The following facts are valid:
Fact 1. There exists a sigma-finite Borel measure in $\ell_2$ which is invariant under the group of all eventually zero sequences and takes the value $1$ on the Hilbert cube $\prod_{k \in N}[0,\frac{1}{k}]$.
The proof of Fact 1 can be found in [Kharazishvili A.B., On invariant measures in the Hilbert space.Bull. Acad. Sci.Georgian SSR, 114(1) (1984),41--48 (in Russian)].
Fact 2. There exists a translation-invariant Borel measure $\mu$ in $\ell_2$ which takes the value $1$ on the Hilbert cube $\prod_{k \in N}[0,\frac{1}{k}]$.
The proof of Fact 2 can be obtained by Baker measure $\lambda$ [Baker R., ``Lebesgue measure" on $\mathbb{R}^{ \infty}$. II. \textit{Proc. Amer. Math. Soc.} vol. 132, no. 9, 2003, pp. 2577--2591] as follows:
Let $T:\ell_2 \to \mathbb{R}^{ \infty}$ be defined by $T((x_k)_{k \in N})=(k x_k)_{k \in N}$ for $(x_k)_{k \in N} \in \ell_2$. For each Borel subset $X \subseteq \ell_2$ we set $\mu(X)=\lambda(T(X))$. Then $\mu$ satisfies all conditions of Fact 2.

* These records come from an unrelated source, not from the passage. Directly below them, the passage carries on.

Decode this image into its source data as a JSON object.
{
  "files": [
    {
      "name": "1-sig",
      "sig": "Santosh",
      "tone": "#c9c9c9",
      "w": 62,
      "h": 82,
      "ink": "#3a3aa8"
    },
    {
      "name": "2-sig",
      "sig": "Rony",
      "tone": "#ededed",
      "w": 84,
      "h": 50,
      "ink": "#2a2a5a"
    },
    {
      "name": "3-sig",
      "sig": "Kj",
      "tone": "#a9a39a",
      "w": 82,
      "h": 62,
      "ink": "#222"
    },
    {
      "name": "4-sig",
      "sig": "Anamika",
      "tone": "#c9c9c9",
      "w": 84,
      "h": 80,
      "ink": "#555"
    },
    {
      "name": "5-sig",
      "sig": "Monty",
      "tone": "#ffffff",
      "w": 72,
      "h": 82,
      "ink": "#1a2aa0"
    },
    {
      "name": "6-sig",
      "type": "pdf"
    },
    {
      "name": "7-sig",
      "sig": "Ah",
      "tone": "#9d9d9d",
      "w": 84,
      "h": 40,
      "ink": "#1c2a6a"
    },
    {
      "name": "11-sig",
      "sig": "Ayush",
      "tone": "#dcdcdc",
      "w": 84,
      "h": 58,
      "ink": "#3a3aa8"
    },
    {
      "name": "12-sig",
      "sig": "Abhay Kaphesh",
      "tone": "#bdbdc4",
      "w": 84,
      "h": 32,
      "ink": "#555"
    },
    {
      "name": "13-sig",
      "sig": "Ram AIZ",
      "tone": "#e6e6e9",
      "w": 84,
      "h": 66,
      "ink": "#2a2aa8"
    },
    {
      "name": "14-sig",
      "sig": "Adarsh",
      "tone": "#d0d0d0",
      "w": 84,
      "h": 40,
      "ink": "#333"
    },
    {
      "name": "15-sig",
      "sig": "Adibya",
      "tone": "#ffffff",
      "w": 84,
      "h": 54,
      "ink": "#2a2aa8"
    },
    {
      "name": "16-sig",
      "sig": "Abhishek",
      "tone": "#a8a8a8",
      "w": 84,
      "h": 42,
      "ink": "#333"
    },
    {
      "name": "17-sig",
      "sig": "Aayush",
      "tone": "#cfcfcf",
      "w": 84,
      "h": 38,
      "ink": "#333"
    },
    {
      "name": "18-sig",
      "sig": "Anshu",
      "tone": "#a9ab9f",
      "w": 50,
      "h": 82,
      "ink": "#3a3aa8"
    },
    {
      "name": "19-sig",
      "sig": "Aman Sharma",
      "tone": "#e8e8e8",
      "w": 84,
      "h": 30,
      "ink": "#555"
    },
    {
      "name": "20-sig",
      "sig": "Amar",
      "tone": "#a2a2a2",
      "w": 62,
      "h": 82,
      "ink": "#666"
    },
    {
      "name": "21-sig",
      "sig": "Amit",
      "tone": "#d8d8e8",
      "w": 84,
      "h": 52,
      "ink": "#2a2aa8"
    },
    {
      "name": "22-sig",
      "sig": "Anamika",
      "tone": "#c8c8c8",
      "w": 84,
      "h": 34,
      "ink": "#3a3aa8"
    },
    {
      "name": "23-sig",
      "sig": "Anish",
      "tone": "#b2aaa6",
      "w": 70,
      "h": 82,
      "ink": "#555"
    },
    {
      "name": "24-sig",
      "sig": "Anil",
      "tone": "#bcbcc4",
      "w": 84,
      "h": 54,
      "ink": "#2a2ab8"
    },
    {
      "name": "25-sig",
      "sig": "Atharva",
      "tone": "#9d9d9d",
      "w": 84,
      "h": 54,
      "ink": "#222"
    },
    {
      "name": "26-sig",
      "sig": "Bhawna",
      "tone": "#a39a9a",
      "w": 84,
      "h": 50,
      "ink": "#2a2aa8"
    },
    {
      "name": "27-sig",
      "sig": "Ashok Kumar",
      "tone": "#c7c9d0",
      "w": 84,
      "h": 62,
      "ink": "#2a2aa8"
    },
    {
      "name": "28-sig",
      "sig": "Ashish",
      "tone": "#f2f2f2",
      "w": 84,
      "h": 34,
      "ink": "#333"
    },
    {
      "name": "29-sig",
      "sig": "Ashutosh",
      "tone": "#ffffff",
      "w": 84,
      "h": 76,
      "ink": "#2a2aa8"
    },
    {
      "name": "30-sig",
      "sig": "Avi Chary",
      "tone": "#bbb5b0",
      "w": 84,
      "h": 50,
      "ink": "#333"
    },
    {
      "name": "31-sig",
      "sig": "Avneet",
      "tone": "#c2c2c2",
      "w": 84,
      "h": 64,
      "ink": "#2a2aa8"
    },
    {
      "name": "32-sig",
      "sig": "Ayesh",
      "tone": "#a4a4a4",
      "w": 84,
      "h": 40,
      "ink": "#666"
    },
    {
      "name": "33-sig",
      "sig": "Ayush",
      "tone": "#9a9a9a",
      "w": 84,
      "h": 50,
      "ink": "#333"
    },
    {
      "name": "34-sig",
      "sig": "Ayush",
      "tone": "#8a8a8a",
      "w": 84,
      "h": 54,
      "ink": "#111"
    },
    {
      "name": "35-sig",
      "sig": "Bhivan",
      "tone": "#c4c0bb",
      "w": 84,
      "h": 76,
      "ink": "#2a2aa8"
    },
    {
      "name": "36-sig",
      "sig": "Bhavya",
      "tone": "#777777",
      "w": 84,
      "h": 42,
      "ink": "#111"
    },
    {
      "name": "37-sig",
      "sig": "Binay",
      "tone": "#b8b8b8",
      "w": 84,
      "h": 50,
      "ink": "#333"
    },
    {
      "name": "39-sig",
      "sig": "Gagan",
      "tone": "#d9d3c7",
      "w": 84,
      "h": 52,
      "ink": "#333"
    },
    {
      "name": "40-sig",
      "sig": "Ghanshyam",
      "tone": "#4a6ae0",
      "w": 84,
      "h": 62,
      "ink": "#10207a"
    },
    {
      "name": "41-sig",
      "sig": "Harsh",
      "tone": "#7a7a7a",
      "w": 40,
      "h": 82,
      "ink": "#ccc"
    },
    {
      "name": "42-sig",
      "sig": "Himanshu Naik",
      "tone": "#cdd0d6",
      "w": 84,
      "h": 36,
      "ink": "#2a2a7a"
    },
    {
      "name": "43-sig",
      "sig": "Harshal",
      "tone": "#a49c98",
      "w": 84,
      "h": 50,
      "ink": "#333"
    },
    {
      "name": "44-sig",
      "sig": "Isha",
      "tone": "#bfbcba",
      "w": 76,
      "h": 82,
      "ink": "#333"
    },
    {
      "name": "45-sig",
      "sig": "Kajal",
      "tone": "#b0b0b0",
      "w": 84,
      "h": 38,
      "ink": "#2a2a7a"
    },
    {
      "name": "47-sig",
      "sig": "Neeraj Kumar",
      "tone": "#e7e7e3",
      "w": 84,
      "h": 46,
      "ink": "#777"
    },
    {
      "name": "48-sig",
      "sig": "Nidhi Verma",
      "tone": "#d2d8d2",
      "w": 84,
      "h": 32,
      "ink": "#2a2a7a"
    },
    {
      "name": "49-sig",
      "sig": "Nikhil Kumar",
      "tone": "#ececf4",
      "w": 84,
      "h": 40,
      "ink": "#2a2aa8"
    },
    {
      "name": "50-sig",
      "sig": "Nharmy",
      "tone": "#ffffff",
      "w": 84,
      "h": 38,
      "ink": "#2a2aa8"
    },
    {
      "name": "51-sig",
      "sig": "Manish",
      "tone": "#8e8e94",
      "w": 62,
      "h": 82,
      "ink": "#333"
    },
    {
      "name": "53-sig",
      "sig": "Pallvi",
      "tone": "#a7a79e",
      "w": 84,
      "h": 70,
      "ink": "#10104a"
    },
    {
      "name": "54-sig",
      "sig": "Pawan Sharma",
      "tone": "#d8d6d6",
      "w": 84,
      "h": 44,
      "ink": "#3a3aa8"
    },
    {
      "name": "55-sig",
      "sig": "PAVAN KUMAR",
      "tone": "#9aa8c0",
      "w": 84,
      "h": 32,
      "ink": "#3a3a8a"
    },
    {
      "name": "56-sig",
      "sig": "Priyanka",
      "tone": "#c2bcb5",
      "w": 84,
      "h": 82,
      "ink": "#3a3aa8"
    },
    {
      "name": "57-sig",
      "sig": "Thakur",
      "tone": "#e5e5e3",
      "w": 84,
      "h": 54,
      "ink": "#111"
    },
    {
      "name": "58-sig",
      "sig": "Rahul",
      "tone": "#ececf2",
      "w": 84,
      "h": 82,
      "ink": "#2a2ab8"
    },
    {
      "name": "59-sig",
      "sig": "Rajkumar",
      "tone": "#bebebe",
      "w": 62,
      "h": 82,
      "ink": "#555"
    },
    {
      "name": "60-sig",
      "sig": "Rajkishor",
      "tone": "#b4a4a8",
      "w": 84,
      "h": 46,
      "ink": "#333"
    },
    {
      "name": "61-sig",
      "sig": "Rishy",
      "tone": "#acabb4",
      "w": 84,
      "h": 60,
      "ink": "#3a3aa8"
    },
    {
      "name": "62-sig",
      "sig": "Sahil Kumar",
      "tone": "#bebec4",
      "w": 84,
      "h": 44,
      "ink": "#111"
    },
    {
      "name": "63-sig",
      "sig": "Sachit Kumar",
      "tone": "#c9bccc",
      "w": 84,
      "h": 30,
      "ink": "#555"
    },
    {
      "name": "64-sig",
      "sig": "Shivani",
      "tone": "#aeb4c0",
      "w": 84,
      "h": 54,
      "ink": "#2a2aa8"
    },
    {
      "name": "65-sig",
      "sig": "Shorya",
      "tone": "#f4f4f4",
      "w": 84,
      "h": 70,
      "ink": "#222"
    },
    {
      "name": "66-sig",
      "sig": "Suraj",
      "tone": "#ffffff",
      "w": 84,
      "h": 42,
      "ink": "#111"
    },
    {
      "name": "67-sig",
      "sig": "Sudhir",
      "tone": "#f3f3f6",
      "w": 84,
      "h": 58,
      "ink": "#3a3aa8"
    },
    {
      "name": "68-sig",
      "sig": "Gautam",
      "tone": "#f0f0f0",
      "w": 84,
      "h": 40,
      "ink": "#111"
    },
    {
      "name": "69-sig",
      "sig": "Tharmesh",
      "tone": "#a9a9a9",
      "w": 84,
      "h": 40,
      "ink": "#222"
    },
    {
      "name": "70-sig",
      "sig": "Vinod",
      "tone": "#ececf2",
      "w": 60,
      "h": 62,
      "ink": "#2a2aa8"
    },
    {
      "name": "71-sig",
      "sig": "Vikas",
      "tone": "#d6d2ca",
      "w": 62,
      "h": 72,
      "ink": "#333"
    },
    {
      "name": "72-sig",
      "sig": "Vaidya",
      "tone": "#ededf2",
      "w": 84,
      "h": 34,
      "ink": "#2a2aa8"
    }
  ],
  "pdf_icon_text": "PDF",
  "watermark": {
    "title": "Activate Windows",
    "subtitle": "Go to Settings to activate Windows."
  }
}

Some authors take local compactness of the space to be part of the definition of Borel measure, so that leaves out infinite-dimensional Hilbert spaces right away. I think the Mackey-Weil result is talking about $\sigma$-finite measures. If you don't require that, you might consider $r$-dimensional Hausdorff measure for any nonnegative real $r$. These are translation-invariant measures, and all Borel sets are measurable.